Recorder Jones refused to sentence the trio on the basis of their pleas, saying: “I think this is such a fundamental matter that it borders on the farcical to proceed on the basis that none of them knew anything about it (the knife).”

After ordering a ‘trial of issue’ during which the defendants gave evidence, Recorder Jones gave the defendants the “benefit of the doubt” in deciding they did not know about the knife.

But he said they “embarked on this knowing that some violence was within contemplation, and the use of a knife in the course of the expedition, was readily foreseeable.”

Graham Bennett, defending Tulloch, of Stockleys Road, Northway, said the offence would have “undoubtedly been committed whether he was there or not” and said his client was “tail-end Charlie”.

Daniel Wright, defending Pullen, said his client, of Copse Lane, Marston, had been at Oxford United’s Football and Education Academy, coached youth teams in Northway and was hoping to head to Manchester University in September.
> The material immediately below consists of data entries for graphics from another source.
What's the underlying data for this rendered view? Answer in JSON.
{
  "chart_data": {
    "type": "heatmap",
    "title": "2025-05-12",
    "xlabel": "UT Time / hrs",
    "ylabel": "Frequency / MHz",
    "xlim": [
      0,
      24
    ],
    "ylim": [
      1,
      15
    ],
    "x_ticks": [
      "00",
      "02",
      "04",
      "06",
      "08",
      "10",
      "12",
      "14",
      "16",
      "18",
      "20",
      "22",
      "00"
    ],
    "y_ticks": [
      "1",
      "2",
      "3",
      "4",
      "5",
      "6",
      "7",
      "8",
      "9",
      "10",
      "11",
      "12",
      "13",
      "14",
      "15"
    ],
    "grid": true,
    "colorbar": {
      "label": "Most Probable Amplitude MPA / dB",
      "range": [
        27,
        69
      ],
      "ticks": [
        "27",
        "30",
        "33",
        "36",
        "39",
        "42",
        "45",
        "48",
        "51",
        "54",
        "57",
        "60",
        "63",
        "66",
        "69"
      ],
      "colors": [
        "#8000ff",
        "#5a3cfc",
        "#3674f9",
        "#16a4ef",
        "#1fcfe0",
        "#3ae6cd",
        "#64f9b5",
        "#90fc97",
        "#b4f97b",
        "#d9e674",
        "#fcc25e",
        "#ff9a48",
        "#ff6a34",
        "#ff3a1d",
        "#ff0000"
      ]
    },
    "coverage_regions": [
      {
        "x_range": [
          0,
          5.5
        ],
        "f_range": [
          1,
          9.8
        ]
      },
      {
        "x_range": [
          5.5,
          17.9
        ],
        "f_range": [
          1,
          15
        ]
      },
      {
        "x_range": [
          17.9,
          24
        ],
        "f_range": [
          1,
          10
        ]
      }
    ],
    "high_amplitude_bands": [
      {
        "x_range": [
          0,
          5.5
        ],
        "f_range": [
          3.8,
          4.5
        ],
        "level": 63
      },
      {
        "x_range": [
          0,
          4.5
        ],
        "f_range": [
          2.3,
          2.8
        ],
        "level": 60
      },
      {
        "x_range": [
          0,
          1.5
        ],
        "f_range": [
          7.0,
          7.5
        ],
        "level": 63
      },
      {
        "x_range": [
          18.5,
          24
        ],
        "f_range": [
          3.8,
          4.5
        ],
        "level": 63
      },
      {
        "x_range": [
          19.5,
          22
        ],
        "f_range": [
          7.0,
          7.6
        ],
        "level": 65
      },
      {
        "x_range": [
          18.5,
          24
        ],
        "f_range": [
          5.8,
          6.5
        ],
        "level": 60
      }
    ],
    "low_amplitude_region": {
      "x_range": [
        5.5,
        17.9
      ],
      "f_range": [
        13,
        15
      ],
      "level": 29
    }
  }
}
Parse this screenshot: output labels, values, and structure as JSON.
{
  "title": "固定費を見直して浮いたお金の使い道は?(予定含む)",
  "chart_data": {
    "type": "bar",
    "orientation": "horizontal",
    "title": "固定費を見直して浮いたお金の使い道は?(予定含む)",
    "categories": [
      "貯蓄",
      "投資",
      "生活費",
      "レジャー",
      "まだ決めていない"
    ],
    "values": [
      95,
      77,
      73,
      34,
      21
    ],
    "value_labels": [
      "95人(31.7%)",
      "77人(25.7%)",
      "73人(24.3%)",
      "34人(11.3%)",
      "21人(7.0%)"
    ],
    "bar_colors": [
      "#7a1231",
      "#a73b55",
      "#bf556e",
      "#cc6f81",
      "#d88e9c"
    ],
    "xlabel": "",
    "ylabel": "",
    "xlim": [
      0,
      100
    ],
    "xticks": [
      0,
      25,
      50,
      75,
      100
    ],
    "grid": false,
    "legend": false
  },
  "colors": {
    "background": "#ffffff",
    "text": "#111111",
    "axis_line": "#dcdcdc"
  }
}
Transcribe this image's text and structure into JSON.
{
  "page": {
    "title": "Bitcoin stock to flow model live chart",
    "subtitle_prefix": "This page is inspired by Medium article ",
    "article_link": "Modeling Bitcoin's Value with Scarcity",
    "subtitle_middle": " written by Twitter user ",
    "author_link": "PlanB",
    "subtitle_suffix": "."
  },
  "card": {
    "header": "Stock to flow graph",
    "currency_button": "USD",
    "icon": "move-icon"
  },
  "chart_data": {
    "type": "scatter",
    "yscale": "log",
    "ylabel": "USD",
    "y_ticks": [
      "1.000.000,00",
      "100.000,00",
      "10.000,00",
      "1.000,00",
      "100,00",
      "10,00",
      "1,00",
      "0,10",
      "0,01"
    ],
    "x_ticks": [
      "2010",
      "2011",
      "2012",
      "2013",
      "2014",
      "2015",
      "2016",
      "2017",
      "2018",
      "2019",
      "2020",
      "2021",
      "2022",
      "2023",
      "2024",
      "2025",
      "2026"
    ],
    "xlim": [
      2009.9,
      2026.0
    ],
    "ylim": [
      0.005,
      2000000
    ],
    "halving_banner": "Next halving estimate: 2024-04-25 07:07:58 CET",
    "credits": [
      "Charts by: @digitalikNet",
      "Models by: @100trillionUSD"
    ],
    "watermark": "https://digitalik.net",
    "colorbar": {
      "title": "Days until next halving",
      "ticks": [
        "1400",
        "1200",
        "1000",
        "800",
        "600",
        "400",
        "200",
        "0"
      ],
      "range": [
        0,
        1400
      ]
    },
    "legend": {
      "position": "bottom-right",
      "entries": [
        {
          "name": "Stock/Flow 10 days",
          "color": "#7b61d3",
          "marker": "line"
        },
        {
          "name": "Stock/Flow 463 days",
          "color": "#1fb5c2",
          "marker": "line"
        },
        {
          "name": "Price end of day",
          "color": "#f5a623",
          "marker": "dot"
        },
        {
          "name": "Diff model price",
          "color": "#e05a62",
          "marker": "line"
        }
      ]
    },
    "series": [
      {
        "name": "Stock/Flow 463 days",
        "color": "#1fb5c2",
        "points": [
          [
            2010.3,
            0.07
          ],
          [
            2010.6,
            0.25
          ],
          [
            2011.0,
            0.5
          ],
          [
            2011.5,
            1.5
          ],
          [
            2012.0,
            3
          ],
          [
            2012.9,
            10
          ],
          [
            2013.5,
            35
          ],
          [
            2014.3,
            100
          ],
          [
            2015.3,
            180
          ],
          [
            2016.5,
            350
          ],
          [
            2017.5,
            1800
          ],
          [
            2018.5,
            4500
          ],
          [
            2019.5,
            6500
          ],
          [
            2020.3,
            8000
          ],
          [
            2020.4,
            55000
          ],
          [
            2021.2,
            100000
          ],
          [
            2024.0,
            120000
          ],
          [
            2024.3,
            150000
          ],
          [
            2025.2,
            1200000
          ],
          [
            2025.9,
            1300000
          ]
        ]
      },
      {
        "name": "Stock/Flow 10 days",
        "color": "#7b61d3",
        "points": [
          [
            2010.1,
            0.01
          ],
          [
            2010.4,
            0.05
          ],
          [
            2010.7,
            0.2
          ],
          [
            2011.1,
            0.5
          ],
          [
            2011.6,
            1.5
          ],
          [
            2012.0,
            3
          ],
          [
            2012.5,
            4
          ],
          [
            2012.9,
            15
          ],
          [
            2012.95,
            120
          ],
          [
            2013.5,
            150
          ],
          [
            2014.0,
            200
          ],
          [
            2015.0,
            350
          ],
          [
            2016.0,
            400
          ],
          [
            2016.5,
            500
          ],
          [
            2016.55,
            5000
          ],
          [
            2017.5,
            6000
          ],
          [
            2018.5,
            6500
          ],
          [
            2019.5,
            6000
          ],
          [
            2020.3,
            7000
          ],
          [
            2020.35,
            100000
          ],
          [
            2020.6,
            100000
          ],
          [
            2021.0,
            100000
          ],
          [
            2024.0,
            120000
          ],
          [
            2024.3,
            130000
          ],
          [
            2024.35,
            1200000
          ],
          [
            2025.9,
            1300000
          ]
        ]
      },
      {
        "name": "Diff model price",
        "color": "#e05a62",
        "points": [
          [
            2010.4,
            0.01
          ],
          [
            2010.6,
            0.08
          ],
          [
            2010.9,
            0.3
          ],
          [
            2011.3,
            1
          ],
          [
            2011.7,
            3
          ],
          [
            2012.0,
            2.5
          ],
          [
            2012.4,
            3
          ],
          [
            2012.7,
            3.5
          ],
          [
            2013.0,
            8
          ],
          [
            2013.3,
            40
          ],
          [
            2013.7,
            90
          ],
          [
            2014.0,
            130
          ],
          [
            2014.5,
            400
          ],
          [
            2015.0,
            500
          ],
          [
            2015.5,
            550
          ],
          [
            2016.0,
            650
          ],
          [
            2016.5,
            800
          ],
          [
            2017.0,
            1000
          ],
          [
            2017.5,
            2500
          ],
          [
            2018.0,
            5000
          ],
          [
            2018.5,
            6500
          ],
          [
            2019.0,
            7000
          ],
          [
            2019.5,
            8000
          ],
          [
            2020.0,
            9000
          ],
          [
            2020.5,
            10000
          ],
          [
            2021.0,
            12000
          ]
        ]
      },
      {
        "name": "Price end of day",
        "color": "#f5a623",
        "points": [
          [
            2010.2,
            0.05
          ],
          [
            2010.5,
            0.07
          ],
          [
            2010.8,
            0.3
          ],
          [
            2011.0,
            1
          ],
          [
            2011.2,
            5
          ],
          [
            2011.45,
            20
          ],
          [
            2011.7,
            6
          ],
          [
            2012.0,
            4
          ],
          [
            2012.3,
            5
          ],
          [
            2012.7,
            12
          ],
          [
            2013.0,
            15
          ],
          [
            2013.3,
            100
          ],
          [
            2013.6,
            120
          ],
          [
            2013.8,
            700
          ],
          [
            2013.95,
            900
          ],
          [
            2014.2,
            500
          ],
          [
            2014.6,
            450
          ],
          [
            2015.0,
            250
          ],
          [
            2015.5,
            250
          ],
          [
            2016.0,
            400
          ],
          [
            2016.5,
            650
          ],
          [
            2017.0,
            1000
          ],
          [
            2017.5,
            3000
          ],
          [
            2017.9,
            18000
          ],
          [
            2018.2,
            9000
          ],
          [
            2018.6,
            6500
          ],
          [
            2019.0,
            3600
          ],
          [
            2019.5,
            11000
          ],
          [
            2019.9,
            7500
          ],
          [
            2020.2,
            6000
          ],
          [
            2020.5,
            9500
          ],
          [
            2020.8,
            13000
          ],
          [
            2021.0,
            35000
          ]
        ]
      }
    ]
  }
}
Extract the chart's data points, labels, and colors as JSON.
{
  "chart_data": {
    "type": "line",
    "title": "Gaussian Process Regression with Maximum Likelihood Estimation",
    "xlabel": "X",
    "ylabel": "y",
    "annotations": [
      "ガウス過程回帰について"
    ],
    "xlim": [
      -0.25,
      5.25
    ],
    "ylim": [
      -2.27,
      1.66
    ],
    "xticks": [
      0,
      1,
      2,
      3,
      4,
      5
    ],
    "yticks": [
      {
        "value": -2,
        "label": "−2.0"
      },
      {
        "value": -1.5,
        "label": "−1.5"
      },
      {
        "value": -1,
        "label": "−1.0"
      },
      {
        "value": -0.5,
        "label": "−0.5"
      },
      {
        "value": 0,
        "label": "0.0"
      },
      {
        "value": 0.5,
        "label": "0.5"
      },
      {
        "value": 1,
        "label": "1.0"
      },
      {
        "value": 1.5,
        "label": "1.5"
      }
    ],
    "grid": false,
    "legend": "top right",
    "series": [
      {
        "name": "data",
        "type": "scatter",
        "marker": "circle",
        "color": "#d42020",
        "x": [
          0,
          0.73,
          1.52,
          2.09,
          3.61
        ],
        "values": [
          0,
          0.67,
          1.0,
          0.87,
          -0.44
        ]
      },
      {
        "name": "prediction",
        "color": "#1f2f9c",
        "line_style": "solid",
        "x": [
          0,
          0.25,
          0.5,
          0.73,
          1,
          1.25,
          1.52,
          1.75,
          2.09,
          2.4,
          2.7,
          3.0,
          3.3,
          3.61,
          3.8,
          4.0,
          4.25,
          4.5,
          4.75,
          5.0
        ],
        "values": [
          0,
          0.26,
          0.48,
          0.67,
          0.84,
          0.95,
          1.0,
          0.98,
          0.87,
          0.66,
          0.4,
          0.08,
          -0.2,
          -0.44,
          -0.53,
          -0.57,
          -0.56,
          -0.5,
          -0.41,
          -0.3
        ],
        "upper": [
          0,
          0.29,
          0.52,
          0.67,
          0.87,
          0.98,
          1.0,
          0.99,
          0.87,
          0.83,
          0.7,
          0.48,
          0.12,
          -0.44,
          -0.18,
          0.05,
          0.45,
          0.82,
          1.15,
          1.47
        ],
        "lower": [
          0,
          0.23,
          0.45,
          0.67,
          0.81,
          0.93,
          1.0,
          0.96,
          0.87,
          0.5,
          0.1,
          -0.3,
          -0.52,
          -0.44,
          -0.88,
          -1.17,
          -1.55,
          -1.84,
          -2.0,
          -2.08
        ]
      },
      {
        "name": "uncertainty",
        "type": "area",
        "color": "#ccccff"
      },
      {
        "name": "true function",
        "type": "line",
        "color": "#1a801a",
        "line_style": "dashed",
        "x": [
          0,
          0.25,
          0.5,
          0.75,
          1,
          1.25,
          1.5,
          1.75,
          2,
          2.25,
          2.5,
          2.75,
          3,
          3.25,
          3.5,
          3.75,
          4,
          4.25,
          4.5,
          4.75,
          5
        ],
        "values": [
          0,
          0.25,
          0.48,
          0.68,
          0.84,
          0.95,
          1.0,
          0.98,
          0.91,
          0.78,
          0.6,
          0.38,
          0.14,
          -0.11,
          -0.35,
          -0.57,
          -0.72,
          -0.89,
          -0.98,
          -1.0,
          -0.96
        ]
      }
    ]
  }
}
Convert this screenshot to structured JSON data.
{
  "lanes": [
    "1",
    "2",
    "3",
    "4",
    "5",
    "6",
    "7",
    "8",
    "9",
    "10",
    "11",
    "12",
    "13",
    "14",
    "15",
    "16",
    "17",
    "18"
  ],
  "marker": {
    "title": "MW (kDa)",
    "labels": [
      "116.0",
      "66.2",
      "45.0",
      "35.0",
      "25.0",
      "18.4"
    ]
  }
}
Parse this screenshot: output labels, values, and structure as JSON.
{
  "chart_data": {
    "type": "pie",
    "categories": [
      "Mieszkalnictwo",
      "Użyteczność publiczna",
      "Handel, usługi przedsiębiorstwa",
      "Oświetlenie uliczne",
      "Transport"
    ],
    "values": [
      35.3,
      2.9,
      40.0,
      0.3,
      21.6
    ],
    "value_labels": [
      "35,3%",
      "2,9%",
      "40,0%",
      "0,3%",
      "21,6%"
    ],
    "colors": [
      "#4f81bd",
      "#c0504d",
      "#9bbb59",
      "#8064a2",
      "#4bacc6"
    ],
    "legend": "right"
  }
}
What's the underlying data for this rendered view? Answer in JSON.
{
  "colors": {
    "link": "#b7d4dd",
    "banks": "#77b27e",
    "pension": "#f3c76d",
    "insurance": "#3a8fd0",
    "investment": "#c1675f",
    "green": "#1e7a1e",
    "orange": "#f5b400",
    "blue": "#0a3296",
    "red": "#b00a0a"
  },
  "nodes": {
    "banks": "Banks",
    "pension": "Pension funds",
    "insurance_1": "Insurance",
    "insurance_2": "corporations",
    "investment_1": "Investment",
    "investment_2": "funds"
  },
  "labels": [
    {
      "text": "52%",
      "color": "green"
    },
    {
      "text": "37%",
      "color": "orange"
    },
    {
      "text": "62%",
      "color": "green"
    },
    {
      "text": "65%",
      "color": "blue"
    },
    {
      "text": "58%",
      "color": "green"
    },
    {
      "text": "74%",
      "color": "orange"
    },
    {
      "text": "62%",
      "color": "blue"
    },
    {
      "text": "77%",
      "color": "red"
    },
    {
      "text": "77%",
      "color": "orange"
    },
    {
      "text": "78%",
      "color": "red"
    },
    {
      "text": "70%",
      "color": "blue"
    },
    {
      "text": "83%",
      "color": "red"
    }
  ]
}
He said: “He’s disgusted by his role.”

Recorder Jones praised the trio’s families for attending court, referencing the lack of support for some London looters, and added: “The prospect of sending young people into custody is a very unhappy one, but the parents who listen only have to put their particular children in the position where (the victim) was on that evening. It requires very little imagination.”